Can I Give my Cat Apple Cider Vinegar?
There are many cat owners who report seeing results when they give their cats apple cider vinegar. According to VetInfo, in a study conducted by a holistic website, out of 43 owners of cats suffering from symptoms of urinary tract infection, 41 noticed a marked improvement, 1 owner noticed no improvement, and another one stated that there was an improvement, but the cat didn’t fully heal.
As with the cranberry though the problem is cats are reluctant to consume it. Some cat owners add it to the cat’s water while others prefer to add it to their cat’s canned food. Holistic vets suggest to give 1/4 teaspoon twice a day. Can be given straight when mixed in the canned food, but will need to be diluted 50/50 with water if dropper fed.
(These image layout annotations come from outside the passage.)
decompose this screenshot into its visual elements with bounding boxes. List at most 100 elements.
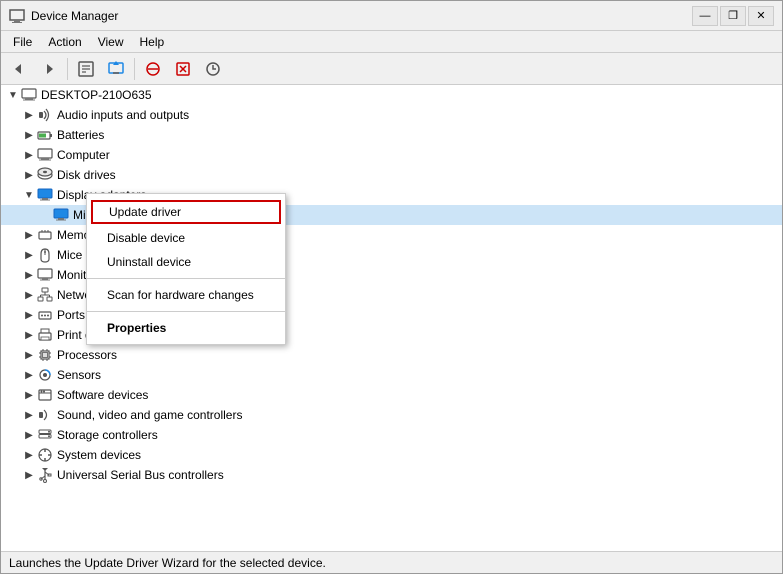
ports-icon bbox=[37, 307, 53, 323]
software-icon bbox=[37, 387, 53, 403]
uninstall-button[interactable] bbox=[169, 56, 197, 82]
tree-item-software[interactable]: ▶ Software devices bbox=[1, 385, 782, 405]
network-expand: ▶ bbox=[21, 287, 37, 303]
computer-icon2 bbox=[37, 147, 53, 163]
mouse-icon bbox=[37, 247, 53, 263]
system-label: System devices bbox=[57, 448, 141, 462]
monitors-icon bbox=[37, 267, 53, 283]
processors-label: Processors bbox=[57, 348, 117, 362]
toolbar bbox=[1, 53, 782, 85]
sound-label: Sound, video and game controllers bbox=[57, 408, 242, 422]
software-label: Software devices bbox=[57, 388, 148, 402]
forward-button[interactable] bbox=[35, 56, 63, 82]
batteries-expand: ▶ bbox=[21, 127, 37, 143]
device-tree[interactable]: ▼ DESKTOP-210O635 ▶ bbox=[1, 85, 782, 551]
toolbar-sep-1 bbox=[67, 58, 68, 80]
ctx-properties-label: Properties bbox=[107, 321, 166, 335]
ctx-disable-device[interactable]: Disable device bbox=[87, 226, 285, 250]
disk-label: Disk drives bbox=[57, 168, 116, 182]
title-bar: Device Manager — ❐ ✕ bbox=[1, 1, 782, 31]
app-icon bbox=[9, 8, 25, 24]
root-label: DESKTOP-210O635 bbox=[41, 88, 152, 102]
ctx-uninstall-device[interactable]: Uninstall device bbox=[87, 250, 285, 274]
ctx-uninstall-label: Uninstall device bbox=[107, 255, 191, 269]
scan-button[interactable] bbox=[199, 56, 227, 82]
display-expand: ▼ bbox=[21, 187, 37, 203]
sensors-label: Sensors bbox=[57, 368, 101, 382]
tree-item-processors[interactable]: ▶ Processors bbox=[1, 345, 782, 365]
audio-expand: ▶ bbox=[21, 107, 37, 123]
display-sub-icon bbox=[53, 207, 69, 223]
ctx-update-driver-label: Update driver bbox=[109, 205, 181, 219]
storage-label: Storage controllers bbox=[57, 428, 158, 442]
sound-icon bbox=[37, 407, 53, 423]
context-menu: Update driver Disable device Uninstall d… bbox=[86, 193, 286, 345]
battery-icon bbox=[37, 127, 53, 143]
tree-item-audio[interactable]: ▶ Audio inputs and outputs bbox=[1, 105, 782, 125]
properties-button[interactable] bbox=[72, 56, 100, 82]
menu-action[interactable]: Action bbox=[40, 33, 89, 51]
processor-icon bbox=[37, 347, 53, 363]
usb-icon bbox=[37, 467, 53, 483]
disable-button[interactable] bbox=[139, 56, 167, 82]
storage-expand: ▶ bbox=[21, 427, 37, 443]
print-icon bbox=[37, 327, 53, 343]
main-content: ▼ DESKTOP-210O635 ▶ bbox=[1, 85, 782, 551]
display-icon bbox=[37, 187, 53, 203]
sensors-expand: ▶ bbox=[21, 367, 37, 383]
menu-bar: File Action View Help bbox=[1, 31, 782, 53]
ctx-scan-label: Scan for hardware changes bbox=[107, 288, 254, 302]
memory-expand: ▶ bbox=[21, 227, 37, 243]
audio-icon bbox=[37, 107, 53, 123]
close-button[interactable]: ✕ bbox=[748, 6, 774, 26]
usb-expand: ▶ bbox=[21, 467, 37, 483]
display-sub-expand bbox=[37, 207, 53, 223]
window-title: Device Manager bbox=[31, 9, 692, 23]
update-driver-button[interactable] bbox=[102, 56, 130, 82]
ctx-update-driver[interactable]: Update driver bbox=[91, 200, 281, 224]
ports-expand: ▶ bbox=[21, 307, 37, 323]
tree-item-computer[interactable]: ▶ Computer bbox=[1, 145, 782, 165]
tree-item-system[interactable]: ▶ System devices bbox=[1, 445, 782, 465]
toolbar-sep-2 bbox=[134, 58, 135, 80]
tree-item-storage[interactable]: ▶ Storage controllers bbox=[1, 425, 782, 445]
tree-item-batteries[interactable]: ▶ Batteries bbox=[1, 125, 782, 145]
menu-help[interactable]: Help bbox=[132, 33, 173, 51]
system-expand: ▶ bbox=[21, 447, 37, 463]
ctx-separator bbox=[87, 278, 285, 279]
minimize-button[interactable]: — bbox=[692, 6, 718, 26]
batteries-label: Batteries bbox=[57, 128, 104, 142]
status-bar: Launches the Update Driver Wizard for th… bbox=[1, 551, 782, 573]
computer-label: Computer bbox=[57, 148, 110, 162]
processors-expand: ▶ bbox=[21, 347, 37, 363]
ctx-scan[interactable]: Scan for hardware changes bbox=[87, 283, 285, 307]
system-icon bbox=[37, 447, 53, 463]
status-text: Launches the Update Driver Wizard for th… bbox=[9, 556, 326, 570]
window-controls: — ❐ ✕ bbox=[692, 6, 774, 26]
tree-item-sensors[interactable]: ▶ Sensors bbox=[1, 365, 782, 385]
computer-icon bbox=[21, 87, 37, 103]
print-expand: ▶ bbox=[21, 327, 37, 343]
network-icon bbox=[37, 287, 53, 303]
disk-expand: ▶ bbox=[21, 167, 37, 183]
ctx-properties[interactable]: Properties bbox=[87, 316, 285, 340]
back-button[interactable] bbox=[5, 56, 33, 82]
tree-item-disk[interactable]: ▶ Disk drives bbox=[1, 165, 782, 185]
disk-icon bbox=[37, 167, 53, 183]
memory-icon bbox=[37, 227, 53, 243]
mice-expand: ▶ bbox=[21, 247, 37, 263]
usb-label: Universal Serial Bus controllers bbox=[57, 468, 224, 482]
restore-button[interactable]: ❐ bbox=[720, 6, 746, 26]
menu-file[interactable]: File bbox=[5, 33, 40, 51]
device-manager-window: Device Manager — ❐ ✕ File Action View He… bbox=[0, 0, 783, 574]
tree-root[interactable]: ▼ DESKTOP-210O635 bbox=[1, 85, 782, 105]
menu-view[interactable]: View bbox=[90, 33, 132, 51]
ctx-separator-2 bbox=[87, 311, 285, 312]
ctx-disable-label: Disable device bbox=[107, 231, 185, 245]
software-expand: ▶ bbox=[21, 387, 37, 403]
storage-icon bbox=[37, 427, 53, 443]
tree-item-usb[interactable]: ▶ Universal Serial Bus controllers bbox=[1, 465, 782, 485]
root-expand-arrow: ▼ bbox=[5, 87, 21, 103]
monitors-expand: ▶ bbox=[21, 267, 37, 283]
tree-item-sound[interactable]: ▶ Sound, video and game controllers bbox=[1, 405, 782, 425]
Convincing a cat to drink more water may hep flush bacteria out of the bladder and prevent future bladder infections. There are many tricks of the trade to convince a cat to drink more. Some cats do better with a water fountain for cats. Other strategies include the following:
- Offering the water from a can of tuna
- Offering clam juice mixed with water
- Offering meat-based baby food (with no onion or garlic in the ingredients) diluted with water
- Offering cat canned food diluted with water
- Offering low-sodium chicken broth (with no onion or garlic in the ingredients) diluted with water
- Offering bottled water instead of tap
- Offering ice cubes made of low sodium meat or fish broth (with no onion or garlic in the ingredients)
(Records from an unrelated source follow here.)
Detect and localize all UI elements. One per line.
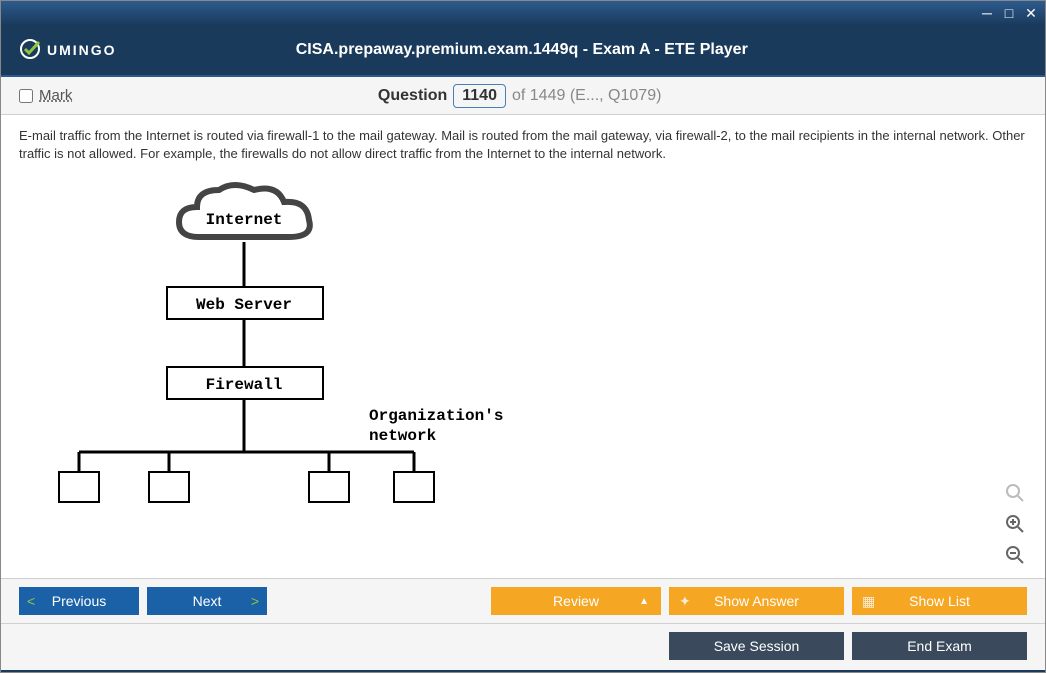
content-area: E-mail traffic from the Internet is rout… [1, 115, 1045, 578]
show-answer-button[interactable]: ✦ Show Answer [669, 587, 844, 615]
zoom-controls [1005, 483, 1025, 568]
maximize-icon[interactable]: □ [1001, 5, 1017, 21]
save-session-button[interactable]: Save Session [669, 632, 844, 660]
diagram-firewall-label: Firewall [206, 376, 283, 394]
question-indicator: Question 1140 of 1449 (E..., Q1079) [72, 84, 967, 108]
app-window: ─ □ ✕ UMINGO CISA.prepaway.premium.exam.… [0, 0, 1046, 673]
question-label: Question [378, 87, 447, 105]
minimize-icon[interactable]: ─ [979, 5, 995, 21]
question-number-input[interactable]: 1140 [453, 84, 506, 108]
star-icon: ✦ [679, 593, 691, 610]
close-icon[interactable]: ✕ [1023, 5, 1039, 22]
diagram-network-label-1: Organization's [369, 407, 503, 425]
network-diagram: Internet Web Server Firewall Organizatio… [39, 172, 1027, 535]
previous-button[interactable]: < Previous [19, 587, 139, 615]
window-title: CISA.prepaway.premium.exam.1449q - Exam … [17, 41, 1027, 59]
question-total: of 1449 (E..., Q1079) [512, 87, 661, 105]
end-exam-button[interactable]: End Exam [852, 632, 1027, 660]
zoom-out-icon[interactable] [1005, 545, 1025, 568]
diagram-webserver-label: Web Server [196, 296, 292, 314]
mark-checkbox[interactable] [19, 89, 33, 103]
next-button[interactable]: Next > [147, 587, 267, 615]
titlebar: ─ □ ✕ [1, 1, 1045, 25]
nav-button-row: < Previous Next > Review ▲ ✦ Show Answer… [1, 578, 1045, 623]
session-button-row: Save Session End Exam [1, 623, 1045, 672]
diagram-network-label-2: network [369, 427, 437, 445]
chevron-left-icon: < [27, 593, 35, 609]
question-bar: Mark Question 1140 of 1449 (E..., Q1079) [1, 77, 1045, 115]
caret-up-icon: ▲ [639, 596, 649, 607]
header: UMINGO CISA.prepaway.premium.exam.1449q … [1, 25, 1045, 77]
chevron-right-icon: > [251, 593, 259, 609]
window-controls: ─ □ ✕ [979, 5, 1039, 22]
mark-label[interactable]: Mark [39, 87, 72, 104]
question-text: E-mail traffic from the Internet is rout… [19, 127, 1027, 162]
review-button[interactable]: Review ▲ [491, 587, 661, 615]
zoom-reset-icon[interactable] [1005, 483, 1025, 506]
show-list-button[interactable]: ▦ Show List [852, 587, 1027, 615]
list-icon: ▦ [862, 593, 875, 610]
diagram-internet-label: Internet [206, 211, 283, 229]
mark-area: Mark [19, 87, 72, 104]
zoom-in-icon[interactable] [1005, 514, 1025, 537]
- Switching the water bowl to a full shallow dish
Switching to Canned Food
The more moisture a cat ingests, the less likely the urine concentrates which leads to build-up of bacteria and crystals. Many cat owners notice an improvement when they switch their cats from a dry food to canned. After all, cats weren’t really meant to eat dry kibble with low meat contents and full of carbs. When dry food is made, in order to keep its shape some sort of carb or starch must be used which is plant-based. The problem with this is that plant-based foods are less acidic while protein is more acidic. Cats with bladder problems need to have a more acidic pH.
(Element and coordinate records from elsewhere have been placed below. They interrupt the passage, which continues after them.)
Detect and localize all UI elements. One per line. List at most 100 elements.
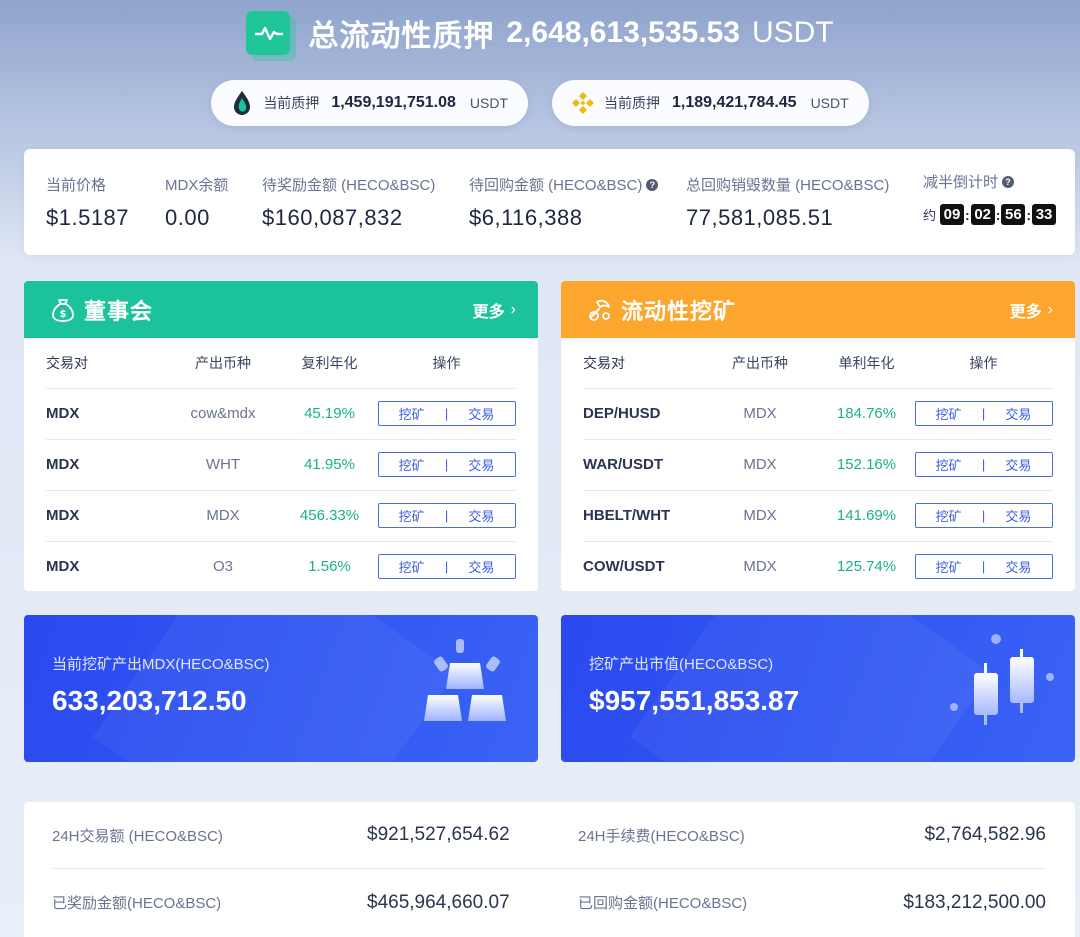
gold-bars-icon (424, 639, 506, 721)
mine-button[interactable]: 挖矿 (379, 506, 445, 525)
coin-cell: O3 (212, 558, 233, 576)
countdown-separator: : (965, 206, 970, 223)
trade-button[interactable]: 交易 (985, 455, 1051, 474)
chain-staked-pills: 当前质押 1,459,191,751.08 USDT 当前质押 1,189,42… (0, 80, 1080, 126)
heco-drop-icon (229, 90, 255, 116)
mine-button[interactable]: 挖矿 (379, 557, 445, 576)
apr-cell: 456.33% (282, 490, 377, 542)
heco-staked-pill: 当前质押 1,459,191,751.08 USDT (211, 80, 528, 126)
bsc-staked-label: 当前质押 (604, 95, 660, 111)
stat-halving: 减半倒计时? 约 09 : 02 : 56 : 33 (923, 171, 1057, 225)
table-row: MDX O3 1.56% 挖矿 | 交易 (46, 541, 516, 591)
stat-balance-label: MDX余额 (165, 177, 229, 194)
coin-cell: MDX (743, 558, 777, 576)
col-coin: 产出币种 (701, 338, 819, 389)
stat-pending-reward-label: 待奖励金额 (HECO&BSC) (262, 177, 436, 194)
stat-pending-buyback: 待回购金额 (HECO&BSC)? $6,116,388 (469, 174, 659, 231)
countdown-separator: : (995, 206, 1001, 223)
mine-button[interactable]: 挖矿 (916, 557, 982, 576)
trade-button[interactable]: 交易 (985, 506, 1051, 525)
trade-button[interactable]: 交易 (985, 557, 1051, 576)
coin-cell: MDX (701, 388, 819, 440)
market-value-label: 挖矿产出市值(HECO&BSC) (589, 656, 774, 673)
stat-pending-buyback-value: $6,116,388 (469, 205, 583, 230)
ops-button-group: 挖矿 | 交易 (377, 554, 516, 580)
ops-button-group: 挖矿 | 交易 (377, 452, 516, 477)
trade-button[interactable]: 交易 (985, 404, 1051, 423)
chevron-right-icon: › (510, 300, 516, 318)
pair-cell: DEP/HUSD (583, 388, 701, 440)
pair-cell: MDX (46, 388, 164, 440)
liquidity-panel-header: 流动性挖矿 更多 › (561, 281, 1075, 338)
heco-staked-label: 当前质押 (263, 95, 320, 111)
liquidity-panel: 流动性挖矿 更多 › 交易对 产出币种 单利年化 操作 DEP/HUSD MDX … (561, 281, 1075, 591)
table-row: DEP/HUSD MDX 184.76% 挖矿 | 交易 (583, 388, 1053, 440)
table-row: MDX cow&mdx 45.19% 挖矿 | 交易 (46, 388, 516, 440)
liquidity-more-link[interactable]: 更多 › (1010, 298, 1053, 322)
fees-label: 24H手续费(HECO&BSC) (578, 827, 745, 845)
trade-button[interactable]: 交易 (448, 455, 514, 474)
coin-cell: MDX (164, 490, 282, 542)
stat-halving-label: 减半倒计时 (923, 174, 999, 191)
col-coin: 产出币种 (164, 338, 282, 389)
coin-cell: WHT (164, 439, 282, 491)
pulse-logo-icon (246, 11, 297, 61)
col-ops: 操作 (914, 338, 1053, 389)
mined-output-banner: 当前挖矿产出MDX(HECO&BSC) 633,203,712.50 (24, 615, 538, 762)
bought-back-value: $183,212,500.00 (903, 891, 1046, 913)
apr-cell: 152.16% (819, 439, 914, 491)
ops-cell: 挖矿 | 交易 (914, 490, 1053, 542)
board-more-link[interactable]: 更多 › (473, 298, 516, 322)
liquidity-title: 流动性挖矿 (621, 298, 737, 324)
countdown-hours: 02 (970, 204, 995, 225)
bsc-staked-value: 1,189,421,784.45 (672, 94, 797, 111)
ops-cell: 挖矿 | 交易 (377, 490, 516, 542)
trade-button[interactable]: 交易 (448, 404, 514, 423)
ops-button-group: 挖矿 | 交易 (914, 452, 1053, 477)
mine-button[interactable]: 挖矿 (379, 455, 445, 474)
trade-button[interactable]: 交易 (448, 557, 514, 576)
help-icon[interactable]: ? (1002, 175, 1015, 188)
ops-button-group: 挖矿 | 交易 (914, 554, 1053, 580)
col-ops: 操作 (377, 338, 516, 389)
page-title: 总流动性质押 (308, 20, 495, 53)
col-apr: 单利年化 (819, 338, 914, 389)
mine-button[interactable]: 挖矿 (916, 455, 982, 474)
table-header-row: 交易对 产出币种 复利年化 操作 (46, 338, 516, 389)
bsc-staked-unit: USDT (810, 95, 849, 111)
mine-button[interactable]: 挖矿 (379, 404, 445, 423)
stat-total-burn-label: 总回购销毁数量 (HECO&BSC) (686, 177, 890, 194)
apr-cell: 45.19% (282, 388, 377, 440)
ops-button-group: 挖矿 | 交易 (377, 503, 516, 528)
svg-text:$: $ (60, 309, 67, 320)
board-more-label: 更多 (472, 303, 505, 321)
rewarded-label: 已奖励金额(HECO&BSC) (52, 895, 222, 912)
market-value-banner: 挖矿产出市值(HECO&BSC) $957,551,853.87 (561, 615, 1075, 762)
heco-staked-value: 1,459,191,751.08 (331, 94, 456, 111)
trade-button[interactable]: 交易 (448, 506, 514, 525)
apr-cell: 141.69% (819, 490, 914, 542)
mined-output-label: 当前挖矿产出MDX(HECO&BSC) (52, 656, 270, 673)
summary-row: 24H交易额 (HECO&BSC) $921,527,654.62 24H手续费… (52, 802, 1046, 869)
total-staked-unit: USDT (751, 16, 834, 49)
bought-back-label: 已回购金额(HECO&BSC) (578, 895, 748, 912)
stat-price: 当前价格 $1.5187 (46, 174, 129, 231)
ops-cell: 挖矿 | 交易 (377, 541, 516, 591)
mine-button[interactable]: 挖矿 (916, 506, 982, 525)
volume-value: $921,527,654.62 (367, 824, 510, 845)
ops-button-group: 挖矿 | 交易 (914, 503, 1053, 528)
table-row: COW/USDT MDX 125.74% 挖矿 | 交易 (583, 541, 1053, 591)
help-icon[interactable]: ? (646, 178, 659, 191)
candlestick-chart-icon (950, 634, 1054, 725)
pair-cell: HBELT/WHT (583, 490, 701, 542)
bsc-staked-pill: 当前质押 1,189,421,784.45 USDT (552, 80, 869, 126)
ops-button-group: 挖矿 | 交易 (914, 401, 1053, 426)
pair-cell: MDX (46, 558, 80, 576)
pair-cell: COW/USDT (583, 558, 665, 576)
ops-button-group: 挖矿 | 交易 (377, 401, 516, 426)
mine-button[interactable]: 挖矿 (916, 404, 982, 423)
board-panel: $ 董事会 更多 › 交易对 产出币种 复利年化 操作 MDX cow&mdx 4… (24, 281, 538, 591)
ops-cell: 挖矿 | 交易 (377, 388, 516, 440)
stat-total-burn: 总回购销毁数量 (HECO&BSC) 77,581,085.51 (686, 174, 889, 231)
pair-cell: WAR/USDT (583, 439, 701, 491)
According to veterinarian Ron Hines, veterinarians like to see a slightly acidic pH in the range between 6 and 6.9. Consult with your holistic vet for a good quality canned food and make sure you don’t go cold turkey. Gradually switching the food over the course of a week can help prevent digestive upset.
Uromaxx Kidney & Bladder Formula
Methigel Urinary Acidifier
While only antibiotics may work to eradicate a bladder infection in cats, Methigel, an over-the-counter urinary acidifier may help as it makes the urine acidic and less hospitable to bacteria. Give a dose every 6 hours, suggests veterinarian Dr. Loretta, but consider that this is not curative, but supportive until the cat can be taken to the vet for antibiotics.
*Disclaimer: All remedies suggested are not to be used as a substitute for professional veterinary advice. If your pet is sick please refer to your veterinarian for a hands on examination. If your pet is exhibiting behavior problems please refer to a professional pet behaviorist.